DİNİ PARÇALARA AYIRIRDIM

A: Mezhep, cemaat ayrılıkları?

B: En sevdiğim oyun alanı olurdu.

A: Kavga çıkarmak mı?

B: Elbette. “Sen Şii misin, Sünni misin, Selefi misin, Mevlevi misin?” deyip insanları birbirine düşürürdüm.

A: Oysa hepsi aynı Allah’a inanıyor…

B: Ama ben farklılıkları büyütürdüm ki düşmanlık üreyebilsin.

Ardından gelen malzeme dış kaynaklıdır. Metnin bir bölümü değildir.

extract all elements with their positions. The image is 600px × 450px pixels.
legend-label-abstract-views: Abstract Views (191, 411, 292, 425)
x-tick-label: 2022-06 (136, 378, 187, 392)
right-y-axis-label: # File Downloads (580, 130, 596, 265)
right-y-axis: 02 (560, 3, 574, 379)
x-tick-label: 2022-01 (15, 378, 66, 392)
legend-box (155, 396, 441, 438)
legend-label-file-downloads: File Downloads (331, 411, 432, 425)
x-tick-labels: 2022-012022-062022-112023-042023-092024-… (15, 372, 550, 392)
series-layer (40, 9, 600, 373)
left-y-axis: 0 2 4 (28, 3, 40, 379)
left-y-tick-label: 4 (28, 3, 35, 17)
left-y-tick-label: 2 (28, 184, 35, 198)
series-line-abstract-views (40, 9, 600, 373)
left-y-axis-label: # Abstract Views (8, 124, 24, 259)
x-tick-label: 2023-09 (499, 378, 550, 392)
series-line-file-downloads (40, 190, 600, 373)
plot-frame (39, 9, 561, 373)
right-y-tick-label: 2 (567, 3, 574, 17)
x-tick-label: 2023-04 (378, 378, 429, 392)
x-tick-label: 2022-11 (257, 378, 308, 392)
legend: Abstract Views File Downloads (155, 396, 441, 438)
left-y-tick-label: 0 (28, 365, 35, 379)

DİNİ KONUŞANLARIN SAYISINI ARTIRIR AMA BİLGİYİ AZALTIRDIM

A: Çok seslilik mi?

B: Evet, ama bilgi olmadan. Herkes konuşsun ama kimse okumamış olsun. Herkes din satsın ama kimse dindar olmasın.

A: Bilgi kirliliğiyle halkı bıktırmak…

B: En etkili yöntemlerden biri.

YENİ PUTLAR YARATIRDIM

A: Putlar mı?

B: Evet. Para, makam, şöhret… Bunlara tapar hale getirirdim insanları.

A: Modern putlar yani.

B: Aynen. İnsanlar, Allah’ı değil kredi kartı limitini konuşur hale gelsin isterdim.

AHLAKI DİNİN DIŞINA ATARDIM

A: En tehlikelisi bu olabilir.

B: Çünkü bir insan hem dindar hem ahlaksız olabilir gibi gösterilirse, din tamamen itibar kaybeder.

A: Ve insanlar “ahlaklı olmak için dine gerek yok” demeye başlar.

B: Aynen. Hedefe ulaşmış olurum.

TERSİNDEN BİR REHBER

A: Aslında bu sohbetin her cümlesi, şeytanın yöntemlerine karşı bir savunma hattı gibi.

B: Evet, çünkü bu kötücül stratejiler ne kadar açık edilirse, biz de o kadar uyanık olabiliriz.

A: Demek ki dine zarar vermek isteyenlerin değil, dini gerçekten yaşayanların örnekliğine ihtiyacımız var.

B: Aynen öyle. Dini sevdirmek, yasakla değil ahlakla, baskıyla değil anlayışla olur.

A: Son bir cümle?

B: Şeytanın yöntemlerini bilmeyen, onun oyuncağı olur.